PrEP, PEP e o fator tempo após a exposição

Segundo especialistas, a PrEP pode ser utilizada antes das relações sexuais, inclusive de forma planejada para períodos de maior exposição, como o Carnaval. Já a PEP é indicada quando houve uma situação de risco, como relação sexual sem preservativo.

Nesse caso, o tempo é decisivo. Segundo os infectologistas, o início do uso da PEP deve ocorrer o mais rapidamente possível, preferencialmente nas primeiras horas após a exposição, respeitando o limite máximo de 72 horas. Após esse período, o medicamento deixa de ser eficaz.

Outro alerta é para as mulheres. Para elas, as estratégia preventiva exige ainda mais planejamento. De acordo com os especialistas, a proteção não deve ser adotada apenas de forma emergencial. O uso contínuo, iniciado cerca de sete dias antes da possível exposição, garante maior eficácia, especialmente para quem pretende passar vários dias na folia.

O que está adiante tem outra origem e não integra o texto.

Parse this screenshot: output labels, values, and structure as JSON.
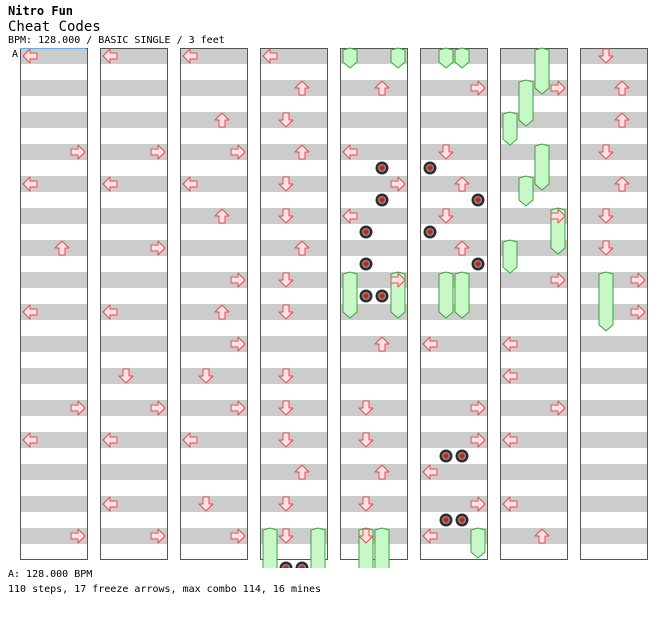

Novas estratégias, vacinas e a importância da testagem

Outra abordagem que vem ganhando espaço no debate internacional é a DoxiPEP, que consiste no uso da doxiciclina como prevenção pós-exposição para algumas ISTs bacterianas. Especialistas apontam que a estratégia apresenta bons resultados principalmente contra sífilis e clamídia, embora não ofereça proteção completa. A recomendação é que a dose única seja utilizada em até 72 horas após a exposição de risco.

Além dos medicamentos, a imunização é considerada essencial da prevenção. Especialistas destacam a eficácia das vacinas contra o HPV e reforçam a importância de manter atualizadas as vacinas contra hepatite A e B, infecções que também podem ser transmitidas por via sexual.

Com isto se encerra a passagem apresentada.